Question

I am building a new environment using the SQL Server 2017 Always-On system.

This will be active 24/7 and there will be lots of DML processes.

I have a 100GB SAS for the OS, a 1TB SAS for Data and a 1TB SSD disk for the TempDB and log files.

  • C:/ - 100GB - SAS
  • D:/ - 1TB - SAS - Data files
  • E:/ - 1TB - SSD - Log/TempDB Files

Is the above structure correct for best performance/best practice? Or should I change Log/Tempfile to SAS instead of Datafiles ?

For a single production database, how many Data and Log files do I need to create? 1 data file and 1 log file is best practice?

Was it helpful?

Solution

Storage perspective Best Practices :

  1. Have separate drives for Data,Log and Tempdb. Do not keep the log files and Tempdb files on same drive as Tempdb is very active and needs good IOPS all the time. So add another drive for Tempdb.
  2. If you can, keep data files too in SSD. This will enhance your performance in case the db is very read/write intensive.
  3. Enable Instant File Initialization.

Also I want to ask that for single production database how much Datafile/logfile need to create? 1 datafile and 1 logfile is best practice?

Adding multiple log files does not help or improve the performance as the logging is done sequentially. Paul Randal has a great blog article where he proved why multiple log file is bad for you.
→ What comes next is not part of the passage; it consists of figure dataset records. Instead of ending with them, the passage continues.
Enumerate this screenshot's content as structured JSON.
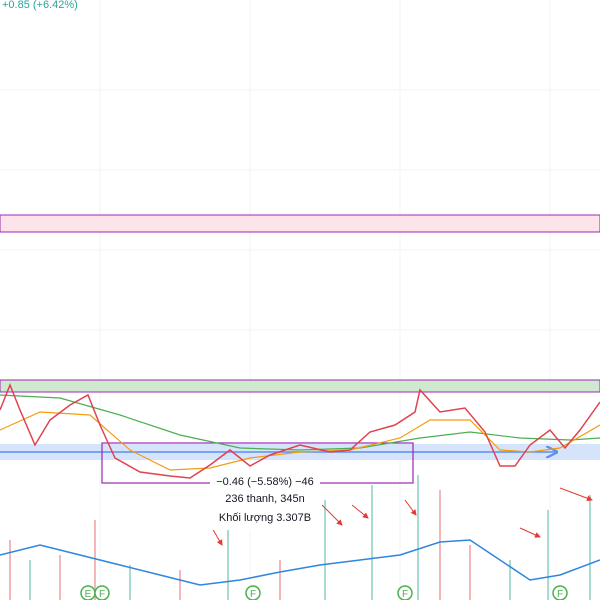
{
  "header": {
    "change": "+0.85 (+6.42%)"
  },
  "tooltip": {
    "change": "−0.46 (−5.58%) −46",
    "bars": "236 thanh, 345n",
    "volume": "Khối lượng 3.307B"
  },
  "markers": [
    "E",
    "F",
    "F",
    "F",
    "F"
  ]
}
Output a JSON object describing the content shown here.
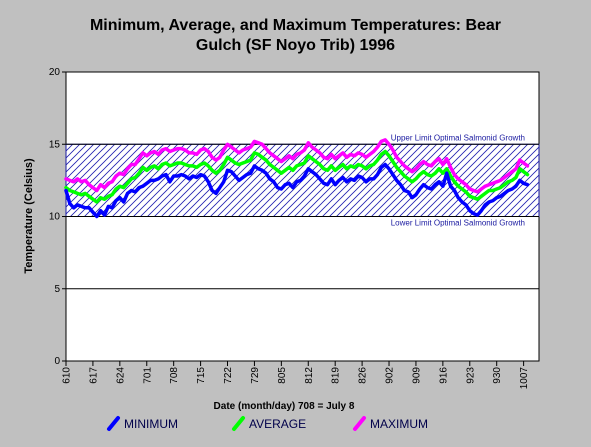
{
  "chart_data": {
    "type": "line",
    "title_line1": "Minimum, Average, and Maximum Temperatures: Bear",
    "title_line2": "Gulch (SF Noyo Trib) 1996",
    "ylabel": "Temperature (Celsius)",
    "xlabel": "Date (month/day) 708 = July 8",
    "ylim": [
      0,
      20
    ],
    "yticks": [
      "0",
      "5",
      "10",
      "15",
      "20"
    ],
    "xlim": [
      0,
      123
    ],
    "xticks": [
      {
        "pos": 0,
        "label": "610"
      },
      {
        "pos": 7,
        "label": "617"
      },
      {
        "pos": 14,
        "label": "624"
      },
      {
        "pos": 21,
        "label": "701"
      },
      {
        "pos": 28,
        "label": "708"
      },
      {
        "pos": 35,
        "label": "715"
      },
      {
        "pos": 42,
        "label": "722"
      },
      {
        "pos": 49,
        "label": "729"
      },
      {
        "pos": 56,
        "label": "805"
      },
      {
        "pos": 63,
        "label": "812"
      },
      {
        "pos": 70,
        "label": "819"
      },
      {
        "pos": 77,
        "label": "826"
      },
      {
        "pos": 84,
        "label": "902"
      },
      {
        "pos": 91,
        "label": "909"
      },
      {
        "pos": 98,
        "label": "916"
      },
      {
        "pos": 105,
        "label": "923"
      },
      {
        "pos": 112,
        "label": "930"
      },
      {
        "pos": 119,
        "label": "1007"
      }
    ],
    "band": {
      "lower": 10,
      "upper": 15,
      "upper_label": "Upper Limit Optimal Salmonid Growth",
      "lower_label": "Lower Limit Optimal Salmonid Growth"
    },
    "series": [
      {
        "name": "MINIMUM",
        "color": "#0000ff",
        "values": [
          11.8,
          10.9,
          10.6,
          10.8,
          10.7,
          10.6,
          10.6,
          10.3,
          10.0,
          10.4,
          10.1,
          10.7,
          10.6,
          11.1,
          11.3,
          11.0,
          11.6,
          11.8,
          11.7,
          12.0,
          12.1,
          12.3,
          12.5,
          12.5,
          12.6,
          12.8,
          12.9,
          12.4,
          12.8,
          12.8,
          12.9,
          12.8,
          12.6,
          12.8,
          12.7,
          12.9,
          12.8,
          12.4,
          11.8,
          11.6,
          12.0,
          12.4,
          13.2,
          13.1,
          12.8,
          12.5,
          12.7,
          12.9,
          13.0,
          13.5,
          13.3,
          13.2,
          13.0,
          12.6,
          12.4,
          12.0,
          11.9,
          12.2,
          12.3,
          12.0,
          12.4,
          12.5,
          12.8,
          13.3,
          13.1,
          12.9,
          12.6,
          12.3,
          12.2,
          12.6,
          12.2,
          12.5,
          12.7,
          12.4,
          12.6,
          12.5,
          12.8,
          12.7,
          12.4,
          12.6,
          12.6,
          12.9,
          13.4,
          13.6,
          13.3,
          12.9,
          12.5,
          12.2,
          11.8,
          11.7,
          11.3,
          11.5,
          11.9,
          12.2,
          12.0,
          11.9,
          12.2,
          12.4,
          12.1,
          13.0,
          12.1,
          11.8,
          11.3,
          11.0,
          10.8,
          10.4,
          10.2,
          10.1,
          10.4,
          10.8,
          11.0,
          11.1,
          11.3,
          11.4,
          11.6,
          11.8,
          11.9,
          12.1,
          12.5,
          12.3,
          12.2
        ],
        "note": "approximate, read from plot"
      },
      {
        "name": "AVERAGE",
        "color": "#00ff00",
        "values": [
          12.0,
          11.8,
          11.7,
          11.6,
          11.5,
          11.6,
          11.4,
          11.2,
          11.0,
          11.3,
          11.2,
          11.4,
          11.5,
          11.9,
          12.1,
          12.0,
          12.3,
          12.6,
          12.7,
          13.0,
          13.4,
          13.2,
          13.4,
          13.5,
          13.3,
          13.6,
          13.7,
          13.5,
          13.6,
          13.7,
          13.7,
          13.6,
          13.5,
          13.5,
          13.4,
          13.6,
          13.7,
          13.5,
          13.2,
          13.0,
          13.2,
          13.6,
          14.1,
          13.9,
          13.7,
          13.6,
          13.7,
          13.8,
          13.9,
          14.4,
          14.3,
          14.1,
          13.9,
          13.6,
          13.4,
          13.2,
          13.0,
          13.2,
          13.4,
          13.2,
          13.5,
          13.6,
          13.7,
          14.2,
          14.0,
          13.8,
          13.6,
          13.3,
          13.2,
          13.5,
          13.2,
          13.4,
          13.6,
          13.3,
          13.5,
          13.4,
          13.6,
          13.5,
          13.3,
          13.5,
          13.6,
          13.9,
          14.3,
          14.5,
          14.2,
          13.8,
          13.4,
          13.1,
          12.8,
          12.6,
          12.4,
          12.6,
          12.9,
          13.1,
          12.9,
          12.8,
          13.0,
          13.3,
          13.0,
          13.3,
          12.8,
          12.4,
          12.1,
          11.9,
          11.7,
          11.4,
          11.3,
          11.2,
          11.4,
          11.6,
          11.8,
          11.8,
          11.9,
          12.0,
          12.2,
          12.4,
          12.5,
          12.7,
          13.3,
          13.1,
          12.9
        ],
        "note": "approximate, read from plot"
      },
      {
        "name": "MAXIMUM",
        "color": "#ff00ff",
        "values": [
          12.6,
          12.5,
          12.4,
          12.6,
          12.4,
          12.5,
          12.2,
          12.0,
          11.8,
          12.2,
          12.0,
          12.3,
          12.4,
          12.8,
          13.0,
          12.9,
          13.3,
          13.6,
          13.6,
          14.0,
          14.4,
          14.2,
          14.4,
          14.5,
          14.3,
          14.6,
          14.7,
          14.5,
          14.6,
          14.7,
          14.7,
          14.6,
          14.4,
          14.4,
          14.3,
          14.6,
          14.7,
          14.5,
          14.1,
          13.9,
          14.1,
          14.6,
          15.0,
          14.8,
          14.6,
          14.4,
          14.6,
          14.7,
          14.8,
          15.2,
          15.1,
          15.0,
          14.7,
          14.4,
          14.2,
          14.0,
          13.8,
          14.0,
          14.2,
          14.0,
          14.3,
          14.4,
          14.6,
          15.1,
          14.8,
          14.6,
          14.4,
          14.1,
          14.0,
          14.3,
          14.0,
          14.2,
          14.4,
          14.1,
          14.3,
          14.2,
          14.4,
          14.3,
          14.1,
          14.3,
          14.5,
          14.8,
          15.2,
          15.3,
          15.0,
          14.6,
          14.1,
          13.8,
          13.5,
          13.3,
          13.1,
          13.3,
          13.6,
          13.8,
          13.6,
          13.5,
          13.8,
          14.0,
          13.6,
          14.0,
          13.4,
          12.9,
          12.6,
          12.4,
          12.2,
          11.9,
          11.8,
          11.7,
          11.9,
          12.1,
          12.2,
          12.3,
          12.4,
          12.5,
          12.7,
          12.9,
          13.1,
          13.3,
          13.9,
          13.7,
          13.5
        ],
        "note": "approximate, read from plot"
      }
    ],
    "grid": "horizontal",
    "legend": "bottom"
  }
}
On data files, having one mdf file is good enough. If your database will be huge then later go for filegroup partition. There may or may not be any improvement in performance if you add multiple datafiles for user databases which is totally unpredicatable.Another blog from Paul Click here where he answers this. In my environment we only use single datafile unless we run out of space and an extra .ndf needs to be added directing data to another drive.

Below is a snippet from Microsoft Documentation :

Storage

Use different disks or disk partitions for the following:

  1. Windows operating system.
  2. Data files for the system databases.
  3. Log files for system and user databases.
  4. Data and log files for the TempDB database.

For optimal read/write performance, make sure that disks that are used for SQL Server data files are formatted using 64 KB block size.